Steve Grasso (36:51):
"...Shell bought Hess and announced significant projects, which signals strong future prospects."
Key Points:
Notable Quotes:
Steve Grasso (39:30):
"I would not be shorting a stock at this level coming from $517 two months ago."
Tim Seymour (40:27):
"These are high growth stocks with puffed-up valuations on a multiple of sales that make zero sense."
Key Points:
Notable Quotes:
Kate Rooney (42:05):
"Robinhood is really looking to court high net worth individuals and more sophisticated investors while undercutting on price and fees."
Byron Wien (44:01):
"Reconciling fiduciary responsibility with AI hallucinations is a significant compliance challenge."
Key Points:
Notable Quotes:
Tim Seymour (45:01):
"I think it’s an intriguing business modeling."
Courtney Reagan (31:58):
"Even going into this print today, they were down something like 11%, which is in line with the retail sector but worse than the S&P 500."
The episode provided a comprehensive analysis of the current economic landscape shaped by auto tariffs and energy sector dynamics.
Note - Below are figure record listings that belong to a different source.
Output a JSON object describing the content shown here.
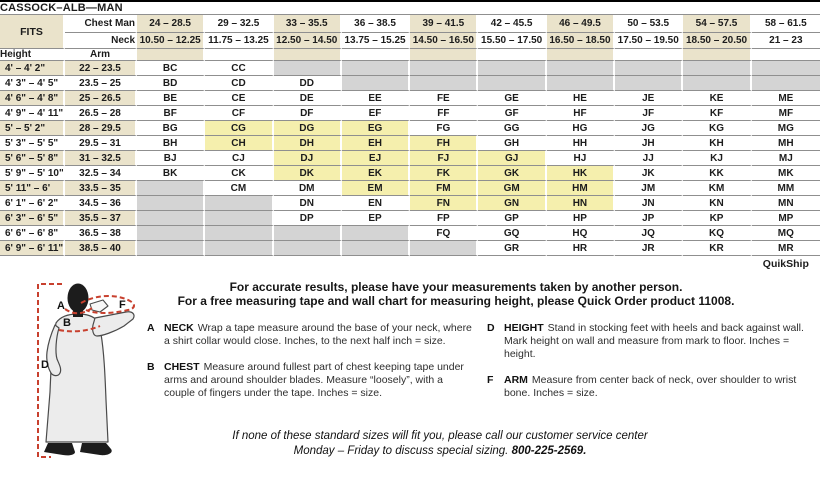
{
  "title": "CASSOCK–ALB—MAN",
  "table": {
    "fits_label": "FITS",
    "chest_label": "Chest Man",
    "neck_label": "Neck",
    "height_label": "Height",
    "arm_label": "Arm",
    "quikship_label": "QuikShip",
    "columns": [
      {
        "chest": "24 – 28.5",
        "neck": "10.50 – 12.25"
      },
      {
        "chest": "29 – 32.5",
        "neck": "11.75 – 13.25"
      },
      {
        "chest": "33 – 35.5",
        "neck": "12.50 – 14.50"
      },
      {
        "chest": "36 – 38.5",
        "neck": "13.75 – 15.25"
      },
      {
        "chest": "39 – 41.5",
        "neck": "14.50 – 16.50"
      },
      {
        "chest": "42 – 45.5",
        "neck": "15.50 – 17.50"
      },
      {
        "chest": "46 – 49.5",
        "neck": "16.50 – 18.50"
      },
      {
        "chest": "50 – 53.5",
        "neck": "17.50 – 19.50"
      },
      {
        "chest": "54 – 57.5",
        "neck": "18.50 – 20.50"
      },
      {
        "chest": "58 – 61.5",
        "neck": "21 – 23"
      }
    ],
    "rows": [
      {
        "height": "4' – 4' 2\"",
        "arm": "22 – 23.5",
        "cells": [
          "BC",
          "CC",
          "",
          "",
          "",
          "",
          "",
          "",
          "",
          ""
        ]
      },
      {
        "height": "4' 3\" – 4' 5\"",
        "arm": "23.5 – 25",
        "cells": [
          "BD",
          "CD",
          "DD",
          "",
          "",
          "",
          "",
          "",
          "",
          ""
        ]
      },
      {
        "height": "4' 6\" – 4' 8\"",
        "arm": "25 – 26.5",
        "cells": [
          "BE",
          "CE",
          "DE",
          "EE",
          "FE",
          "GE",
          "HE",
          "JE",
          "KE",
          "ME"
        ]
      },
      {
        "height": "4' 9\" – 4' 11\"",
        "arm": "26.5 – 28",
        "cells": [
          "BF",
          "CF",
          "DF",
          "EF",
          "FF",
          "GF",
          "HF",
          "JF",
          "KF",
          "MF"
        ]
      },
      {
        "height": "5' – 5' 2\"",
        "arm": "28 – 29.5",
        "cells": [
          "BG",
          "CG*",
          "DG*",
          "EG*",
          "FG",
          "GG",
          "HG",
          "JG",
          "KG",
          "MG"
        ]
      },
      {
        "height": "5' 3\" – 5' 5\"",
        "arm": "29.5 – 31",
        "cells": [
          "BH",
          "CH*",
          "DH*",
          "EH*",
          "FH*",
          "GH",
          "HH",
          "JH",
          "KH",
          "MH"
        ]
      },
      {
        "height": "5' 6\" – 5' 8\"",
        "arm": "31 – 32.5",
        "cells": [
          "BJ",
          "CJ",
          "DJ*",
          "EJ*",
          "FJ*",
          "GJ*",
          "HJ",
          "JJ",
          "KJ",
          "MJ"
        ]
      },
      {
        "height": "5' 9\" – 5' 10\"",
        "arm": "32.5 – 34",
        "cells": [
          "BK",
          "CK",
          "DK*",
          "EK*",
          "FK*",
          "GK*",
          "HK*",
          "JK",
          "KK",
          "MK"
        ]
      },
      {
        "height": "5' 11\" – 6'",
        "arm": "33.5 – 35",
        "cells": [
          "",
          "CM",
          "DM",
          "EM*",
          "FM*",
          "GM*",
          "HM*",
          "JM",
          "KM",
          "MM"
        ]
      },
      {
        "height": "6' 1\" – 6' 2\"",
        "arm": "34.5 – 36",
        "cells": [
          "",
          "",
          "DN",
          "EN",
          "FN*",
          "GN*",
          "HN*",
          "JN",
          "KN",
          "MN"
        ]
      },
      {
        "height": "6' 3\" – 6' 5\"",
        "arm": "35.5 – 37",
        "cells": [
          "",
          "",
          "DP",
          "EP",
          "FP",
          "GP",
          "HP",
          "JP",
          "KP",
          "MP"
        ]
      },
      {
        "height": "6' 6\" – 6' 8\"",
        "arm": "36.5 – 38",
        "cells": [
          "",
          "",
          "",
          "",
          "FQ",
          "GQ",
          "HQ",
          "JQ",
          "KQ",
          "MQ"
        ]
      },
      {
        "height": "6' 9\" – 6' 11\"",
        "arm": "38.5 – 40",
        "cells": [
          "",
          "",
          "",
          "",
          "",
          "GR",
          "HR",
          "JR",
          "KR",
          "MR"
        ]
      }
    ]
  },
  "notes": {
    "line1": "For accurate results, please have your measurements taken by another person.",
    "line2": "For a free measuring tape and wall chart for measuring height, please Quick Order product 11008."
  },
  "instructions": [
    {
      "key": "A",
      "term": "NECK",
      "text": "Wrap a tape measure around the base of your neck, where a shirt collar would close. Inches, to the next half inch = size."
    },
    {
      "key": "B",
      "term": "CHEST",
      "text": "Measure around fullest part of chest keeping tape under arms and around shoulder blades. Measure “loosely”, with a couple of fingers under the tape. Inches = size."
    },
    {
      "key": "D",
      "term": "HEIGHT",
      "text": "Stand in stocking feet with heels and back against wall. Mark height on wall and measure from mark to floor. Inches = height."
    },
    {
      "key": "F",
      "term": "ARM",
      "text": "Measure from center back of neck, over shoulder to wrist bone. Inches = size."
    }
  ],
  "footer": {
    "line1": "If none of these standard sizes will fit you, please call our customer service center",
    "line2": "Monday – Friday to discuss special sizing.",
    "phone": "800-225-2569."
  },
  "figure": {
    "labels": [
      "A",
      "B",
      "D",
      "F"
    ]
  },
  "colors": {
    "beige": "#eae3cb",
    "quikship_yellow": "#f5efad",
    "unavailable_gray": "#d4d4d4",
    "line_gray": "#8f8f8f",
    "measure_red": "#c8402e"
  }
}
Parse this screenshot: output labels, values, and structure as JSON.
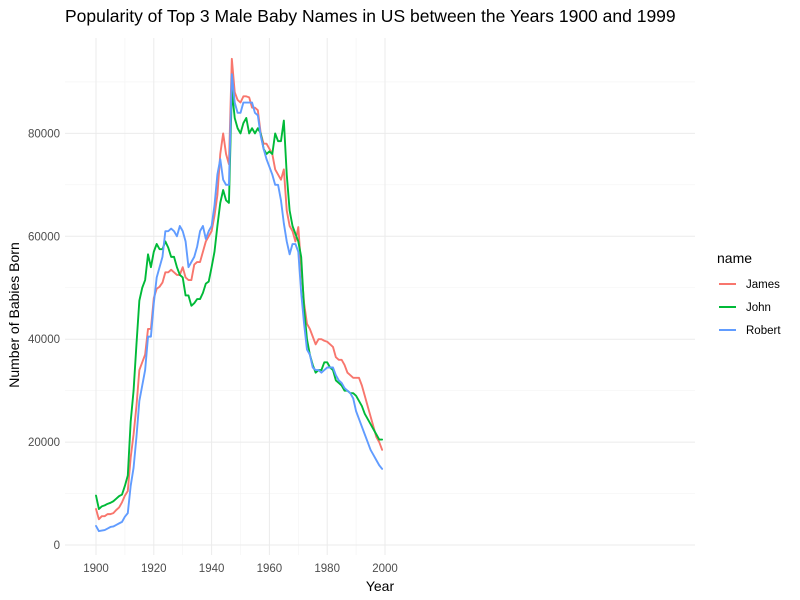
{
  "chart_data": {
    "type": "line",
    "title": "Popularity of Top 3 Male Baby Names in US between the Years 1900 and 1999",
    "xlabel": "Year",
    "ylabel": "Number of Babies Born",
    "xlim": [
      1900,
      1999
    ],
    "ylim": [
      0,
      95000
    ],
    "x_ticks": [
      1900,
      1920,
      1940,
      1960,
      1980,
      2000
    ],
    "y_ticks": [
      0,
      20000,
      40000,
      60000,
      80000
    ],
    "grid": true,
    "legend": {
      "title": "name",
      "position": "right"
    },
    "x": [
      1900,
      1901,
      1902,
      1903,
      1904,
      1905,
      1906,
      1907,
      1908,
      1909,
      1910,
      1911,
      1912,
      1913,
      1914,
      1915,
      1916,
      1917,
      1918,
      1919,
      1920,
      1921,
      1922,
      1923,
      1924,
      1925,
      1926,
      1927,
      1928,
      1929,
      1930,
      1931,
      1932,
      1933,
      1934,
      1935,
      1936,
      1937,
      1938,
      1939,
      1940,
      1941,
      1942,
      1943,
      1944,
      1945,
      1946,
      1947,
      1948,
      1949,
      1950,
      1951,
      1952,
      1953,
      1954,
      1955,
      1956,
      1957,
      1958,
      1959,
      1960,
      1961,
      1962,
      1963,
      1964,
      1965,
      1966,
      1967,
      1968,
      1969,
      1970,
      1971,
      1972,
      1973,
      1974,
      1975,
      1976,
      1977,
      1978,
      1979,
      1980,
      1981,
      1982,
      1983,
      1984,
      1985,
      1986,
      1987,
      1988,
      1989,
      1990,
      1991,
      1992,
      1993,
      1994,
      1995,
      1996,
      1997,
      1998,
      1999
    ],
    "series": [
      {
        "name": "James",
        "color": "#F8766D",
        "values": [
          7000,
          5000,
          5600,
          5600,
          6000,
          6000,
          6200,
          6800,
          7300,
          8300,
          9600,
          10500,
          17000,
          21500,
          27000,
          34000,
          35500,
          37000,
          42000,
          42000,
          48000,
          49800,
          50200,
          51000,
          53000,
          53000,
          53500,
          53000,
          52500,
          52500,
          54000,
          52000,
          51500,
          51500,
          54500,
          55000,
          55000,
          57000,
          59000,
          60000,
          61000,
          64000,
          68000,
          76000,
          80000,
          76000,
          74000,
          94500,
          88000,
          86500,
          86000,
          87200,
          87200,
          87000,
          85000,
          85000,
          84500,
          80000,
          78000,
          78000,
          77000,
          76000,
          73000,
          72000,
          71000,
          73000,
          65000,
          62000,
          61000,
          59000,
          61800,
          54000,
          47000,
          43000,
          42000,
          40500,
          39000,
          40000,
          40000,
          39700,
          39500,
          39000,
          38500,
          36500,
          36000,
          36000,
          35000,
          33500,
          33000,
          32500,
          32500,
          32500,
          31000,
          29000,
          27000,
          25000,
          23000,
          21000,
          20000,
          18500
        ]
      },
      {
        "name": "John",
        "color": "#00BA38",
        "values": [
          9600,
          7000,
          7500,
          7700,
          8000,
          8200,
          8500,
          9000,
          9500,
          9800,
          11500,
          13500,
          24000,
          30000,
          39000,
          47500,
          50000,
          51500,
          56500,
          54000,
          57000,
          58500,
          57500,
          57500,
          59000,
          57800,
          56000,
          56000,
          54000,
          52500,
          52000,
          48500,
          48500,
          46500,
          47000,
          47800,
          47800,
          49000,
          50800,
          51200,
          54000,
          57000,
          62000,
          66500,
          69000,
          67000,
          66500,
          88500,
          83000,
          81000,
          80000,
          82000,
          83000,
          80000,
          81000,
          80000,
          81000,
          80000,
          77000,
          76000,
          76500,
          76000,
          80000,
          78500,
          78500,
          82500,
          72000,
          65000,
          62000,
          60500,
          59000,
          56000,
          46000,
          40000,
          37000,
          35000,
          33500,
          34000,
          34000,
          35500,
          35500,
          34500,
          34000,
          32000,
          31500,
          31000,
          30000,
          30000,
          29500,
          29500,
          29000,
          28000,
          27000,
          25500,
          24500,
          23500,
          22500,
          21500,
          20500,
          20500
        ]
      },
      {
        "name": "Robert",
        "color": "#619CFF",
        "values": [
          3700,
          2700,
          2800,
          2900,
          3200,
          3500,
          3600,
          3900,
          4200,
          4500,
          5500,
          6200,
          11500,
          15000,
          21000,
          28000,
          31000,
          34000,
          40500,
          40500,
          47000,
          52000,
          54000,
          56000,
          61000,
          61000,
          61500,
          61000,
          60000,
          62000,
          61000,
          59000,
          54000,
          55000,
          56000,
          58000,
          61000,
          62000,
          59500,
          61000,
          62000,
          66000,
          72000,
          75000,
          71000,
          70000,
          70000,
          91500,
          86000,
          84000,
          84000,
          86000,
          86000,
          86000,
          86000,
          84000,
          83500,
          79500,
          77000,
          75000,
          73500,
          72000,
          70000,
          70000,
          67000,
          62500,
          59000,
          56500,
          58500,
          58500,
          57000,
          49000,
          43000,
          38000,
          37000,
          34500,
          34000,
          34000,
          33500,
          34000,
          34500,
          34500,
          34500,
          33000,
          32000,
          31500,
          30500,
          30000,
          29500,
          28500,
          26000,
          24500,
          23000,
          21500,
          20000,
          18500,
          17500,
          16500,
          15500,
          14800
        ]
      }
    ]
  }
}
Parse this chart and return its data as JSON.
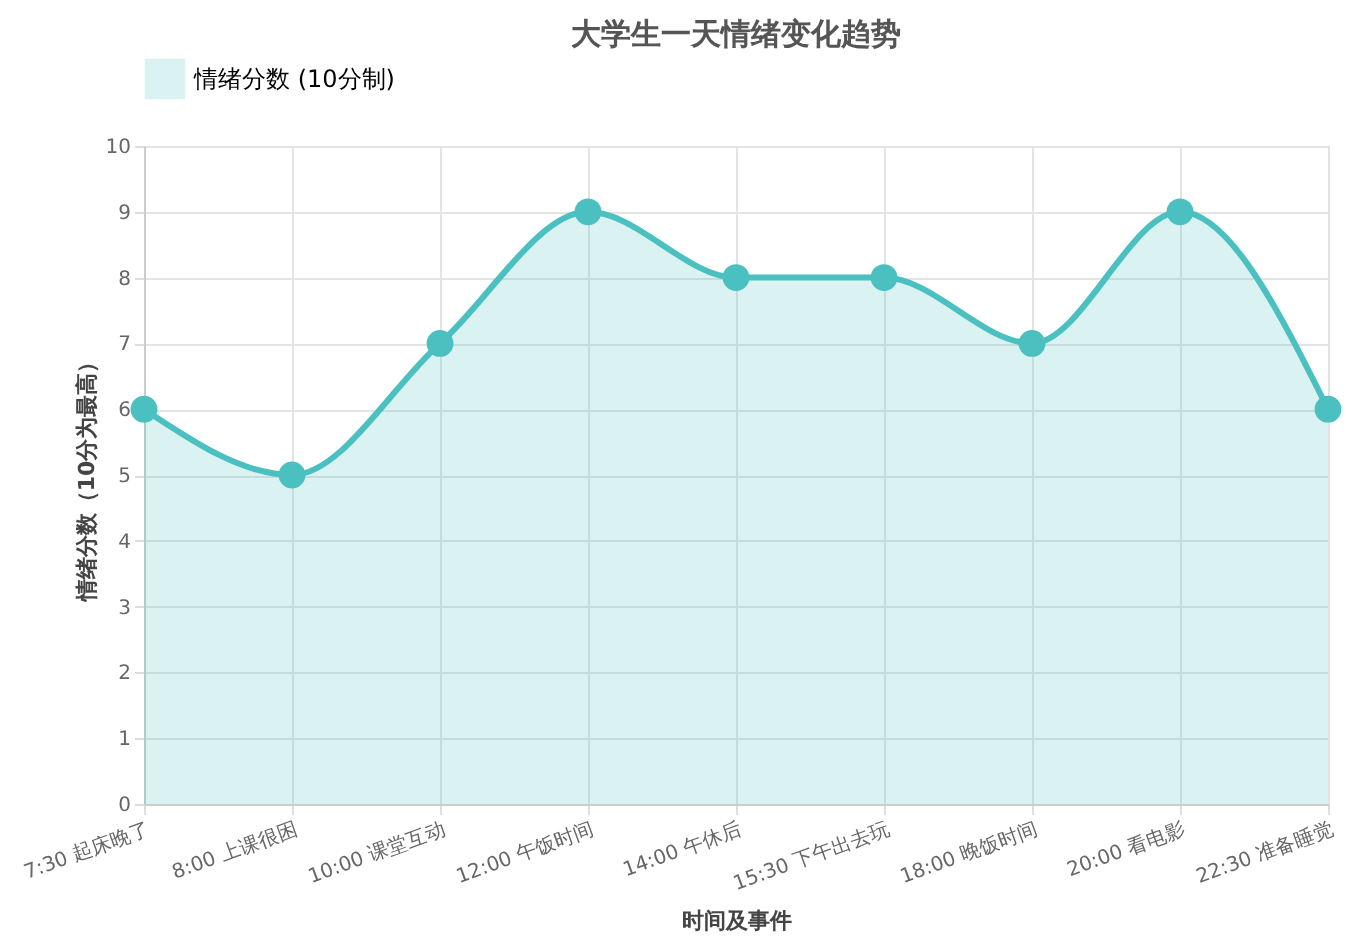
{
  "chart_data": {
    "type": "area",
    "title": "大学生一天情绪变化趋势",
    "xlabel": "时间及事件",
    "ylabel": "情绪分数（10分为最高）",
    "categories": [
      "7:30 起床晚了",
      "8:00 上课很困",
      "10:00 课堂互动",
      "12:00 午饭时间",
      "14:00 午休后",
      "15:30 下午出去玩",
      "18:00 晚饭时间",
      "20:00 看电影",
      "22:30 准备睡觉"
    ],
    "series": [
      {
        "name": "情绪分数 (10分制)",
        "color": "#4bc0c0",
        "values": [
          6,
          5,
          7,
          9,
          8,
          8,
          7,
          9,
          6
        ]
      }
    ],
    "ylim": [
      0,
      10
    ],
    "yticks": [
      0,
      1,
      2,
      3,
      4,
      5,
      6,
      7,
      8,
      9,
      10
    ],
    "grid": true,
    "legend": "top",
    "marker": "circle",
    "line_style": "solid"
  }
}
Panelists offered diverse perspectives on market reactions, company strategies, and future outlooks, equipping investors with valuable insights to navigate through volatility and uncertainty.
Notable Highlights:
This detailed summary encapsulates the key discussions, insights, and conclusions from the March 27, 2025 episode of CNBC's "Fast Money," offering a clear and comprehensive overview for those who haven't listened to the episode.